Editorial: Don’t blame the regents for tuition increase
June 9, 2017
Thursday, the Board of Regents met in Cedar Falls to discuss a list of things, but the subject on many student’s minds is tuition. Will tuition for Iowa universities be raising this fall?
The short answer is yes.
But before you go breaking down the doors of the board members’ houses, it’s important to know why this is happening.
State universities get their spending money mainly from two places – the state and the students.
The state budget for higher education has been cut by $58 million along with other programs such as health and human services and the judicial branch. That money needs to be replaced and the only other way to get that money is from students.
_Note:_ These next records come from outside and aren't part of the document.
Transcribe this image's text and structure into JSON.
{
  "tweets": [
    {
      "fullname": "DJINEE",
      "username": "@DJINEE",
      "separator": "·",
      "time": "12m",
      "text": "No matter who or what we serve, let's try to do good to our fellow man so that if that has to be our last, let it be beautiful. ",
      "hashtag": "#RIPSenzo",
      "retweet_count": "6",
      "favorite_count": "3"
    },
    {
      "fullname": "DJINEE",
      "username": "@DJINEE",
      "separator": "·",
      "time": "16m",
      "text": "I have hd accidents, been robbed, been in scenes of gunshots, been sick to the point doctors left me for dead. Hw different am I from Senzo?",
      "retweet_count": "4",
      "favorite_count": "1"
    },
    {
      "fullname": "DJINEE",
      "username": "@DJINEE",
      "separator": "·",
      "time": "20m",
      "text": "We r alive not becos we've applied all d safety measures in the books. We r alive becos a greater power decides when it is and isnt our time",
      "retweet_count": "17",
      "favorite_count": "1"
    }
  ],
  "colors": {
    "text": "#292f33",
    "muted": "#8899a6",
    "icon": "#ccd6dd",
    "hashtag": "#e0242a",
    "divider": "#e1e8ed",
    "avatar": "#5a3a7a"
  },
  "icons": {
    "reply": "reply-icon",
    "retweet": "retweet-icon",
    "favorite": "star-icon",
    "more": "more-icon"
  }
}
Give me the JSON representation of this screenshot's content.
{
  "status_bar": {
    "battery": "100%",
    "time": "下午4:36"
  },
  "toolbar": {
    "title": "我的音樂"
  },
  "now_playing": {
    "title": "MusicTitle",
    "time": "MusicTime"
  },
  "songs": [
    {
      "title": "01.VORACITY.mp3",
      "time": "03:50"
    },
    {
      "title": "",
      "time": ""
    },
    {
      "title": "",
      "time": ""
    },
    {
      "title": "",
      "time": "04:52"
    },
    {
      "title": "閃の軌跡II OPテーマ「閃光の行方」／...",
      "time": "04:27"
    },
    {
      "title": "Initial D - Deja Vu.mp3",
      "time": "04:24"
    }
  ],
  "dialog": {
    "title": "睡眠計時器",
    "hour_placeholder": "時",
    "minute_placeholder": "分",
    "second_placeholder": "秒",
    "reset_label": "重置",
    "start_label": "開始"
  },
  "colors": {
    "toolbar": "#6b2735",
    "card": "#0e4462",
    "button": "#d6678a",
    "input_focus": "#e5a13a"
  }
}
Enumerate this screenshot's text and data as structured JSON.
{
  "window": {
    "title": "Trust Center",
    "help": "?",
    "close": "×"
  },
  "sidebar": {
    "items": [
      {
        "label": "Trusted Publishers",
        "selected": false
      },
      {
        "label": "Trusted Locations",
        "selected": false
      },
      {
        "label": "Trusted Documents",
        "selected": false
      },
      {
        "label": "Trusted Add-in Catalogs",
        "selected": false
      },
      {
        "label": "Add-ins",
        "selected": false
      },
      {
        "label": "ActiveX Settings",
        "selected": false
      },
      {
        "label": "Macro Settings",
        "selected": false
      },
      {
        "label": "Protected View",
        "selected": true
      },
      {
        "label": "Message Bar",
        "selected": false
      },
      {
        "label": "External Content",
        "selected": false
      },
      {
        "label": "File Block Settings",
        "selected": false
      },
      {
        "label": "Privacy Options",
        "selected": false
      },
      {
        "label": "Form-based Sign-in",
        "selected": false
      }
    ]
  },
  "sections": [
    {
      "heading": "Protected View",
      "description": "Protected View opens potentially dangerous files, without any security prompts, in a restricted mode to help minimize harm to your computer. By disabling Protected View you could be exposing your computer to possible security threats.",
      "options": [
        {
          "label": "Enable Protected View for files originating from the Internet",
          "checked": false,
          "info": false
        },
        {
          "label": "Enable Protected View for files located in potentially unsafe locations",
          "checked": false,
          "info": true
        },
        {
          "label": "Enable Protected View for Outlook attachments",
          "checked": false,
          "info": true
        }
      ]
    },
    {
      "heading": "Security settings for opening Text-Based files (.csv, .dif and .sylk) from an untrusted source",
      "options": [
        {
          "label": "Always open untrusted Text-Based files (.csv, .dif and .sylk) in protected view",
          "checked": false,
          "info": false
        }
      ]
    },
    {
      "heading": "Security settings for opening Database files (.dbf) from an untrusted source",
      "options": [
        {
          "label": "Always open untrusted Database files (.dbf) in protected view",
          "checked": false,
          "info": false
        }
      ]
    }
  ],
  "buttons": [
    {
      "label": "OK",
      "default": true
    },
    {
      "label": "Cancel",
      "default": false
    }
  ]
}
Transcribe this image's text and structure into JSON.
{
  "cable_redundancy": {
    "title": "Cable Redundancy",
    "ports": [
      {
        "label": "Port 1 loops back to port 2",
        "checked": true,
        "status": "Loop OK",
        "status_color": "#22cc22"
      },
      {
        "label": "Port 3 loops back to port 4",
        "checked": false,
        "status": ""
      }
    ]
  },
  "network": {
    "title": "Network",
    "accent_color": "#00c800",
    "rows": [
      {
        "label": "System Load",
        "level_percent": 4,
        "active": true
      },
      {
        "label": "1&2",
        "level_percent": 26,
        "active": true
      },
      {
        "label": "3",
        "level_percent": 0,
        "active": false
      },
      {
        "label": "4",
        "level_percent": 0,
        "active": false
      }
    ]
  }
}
“It’s not really on [the Regents] at all. It’s really just the plate they’re dealt,” said Student Body President Cody West. “They ask the institutions what they’re going to need in the fall, and we have to give them that bottom-dollar number for what we can scrape by with.”
It’s important to understand that the universities aren’t requiring students to pay more because they’re spending more money – the budget should stay the same, but the amount of income, and where it comes from, is changing.
We don’t need the regents to vote to not raise tuition, we need the state to do their part and supply higher education with the funds that they need to be successful and more affordable.
The flat amount added to the December increases puts total monetary increases from 2016-17 to 2017-18 at $358 for resident undergraduates. Out of state undergraduates have a $830 increase; resident graduates increase by $470 and non-resident graduates by $870.